In terms of total wealth, UK is currently tenth of all global economies and expected to remain at that position up to 2030 where it could slip by 2050 to 11th place courtesy of the study, behind Nigeria, Mexico and Brazil in no particular order. The report by PwC projects the economy of the UK will fall behind a number of emerging markets as the growth rate of the GDP continues to fall from 2.3% to 1.8% between 2014 and 2050.
Philippines, Vietnam and Nigeria projections show high average growth rates of 4.5% to 5.5% annually all the way to 2050. On the other hand, Malaysia’s projected growth is put at 4%, higher than the growth rate average projection of China that stands at 3.5%. According to the chief economist in the PwC study, Europe has to raise its ante if it does not want to lag behind as the economic power around the world continues to shift akin to the type of world economy led by Asian countries prior to the Industrial Revolution.
According to the report, it is expected the US could hold up well if it remains at the top of the world technologically and the UK might just perform well if it continues opening up to trade, ideas, people and investment by the standards of G7.

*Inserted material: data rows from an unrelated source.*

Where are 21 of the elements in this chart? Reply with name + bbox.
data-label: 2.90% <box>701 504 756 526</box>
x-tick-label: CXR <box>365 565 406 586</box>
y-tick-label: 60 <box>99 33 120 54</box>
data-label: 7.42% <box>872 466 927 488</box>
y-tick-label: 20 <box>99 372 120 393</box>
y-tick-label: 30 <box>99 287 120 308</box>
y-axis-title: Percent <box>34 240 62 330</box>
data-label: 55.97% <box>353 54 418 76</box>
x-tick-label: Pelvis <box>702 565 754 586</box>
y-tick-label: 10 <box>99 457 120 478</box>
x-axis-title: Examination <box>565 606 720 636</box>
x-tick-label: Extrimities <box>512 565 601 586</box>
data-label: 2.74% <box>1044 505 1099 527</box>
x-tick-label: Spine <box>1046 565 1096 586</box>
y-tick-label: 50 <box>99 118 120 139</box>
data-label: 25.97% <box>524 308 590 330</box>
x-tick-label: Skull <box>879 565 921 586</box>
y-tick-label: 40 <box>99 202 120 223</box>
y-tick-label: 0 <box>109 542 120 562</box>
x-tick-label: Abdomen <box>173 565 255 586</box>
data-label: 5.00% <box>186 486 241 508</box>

Nonetheless, the report by PwC also has a disclaimer stating that for the upcoming and countries that are now up their governments have to keep pursuing very sensible policies economically so that they can benefit from the projected growth. The latest official data in the UK has also revealed that industrial production went down unexpectedly by the end of 2014 in December and fell by 0.2% on that month. This came at the backdrop of an expected 0.1% boost by economists in the area of production from November all the way to December 2014.
The reasons cited include jitters after the Eurozone seemed to have returned to a good health after the productive sectors of the UK were subdued together with a steep drop in North Seas’ gas and oil production brought about by the collapsing prices of oil globally.
The figures also indicated that the economic recovery of Britain seems to have fizzled out by the end of 2014 and means that the economy expansion is a worrying issue and might remain very unreasonably services and domestic driven.
Ahead of the general election, GDP predictions are expected to be cheered. This is very much so considering that NIESR has already predicted unemployment will be falling rapidly than it was expected previously, dropping from the current level of 5.9% to about 5.2 % by the end of 2015, equated to over 200,000 additional people finding employment.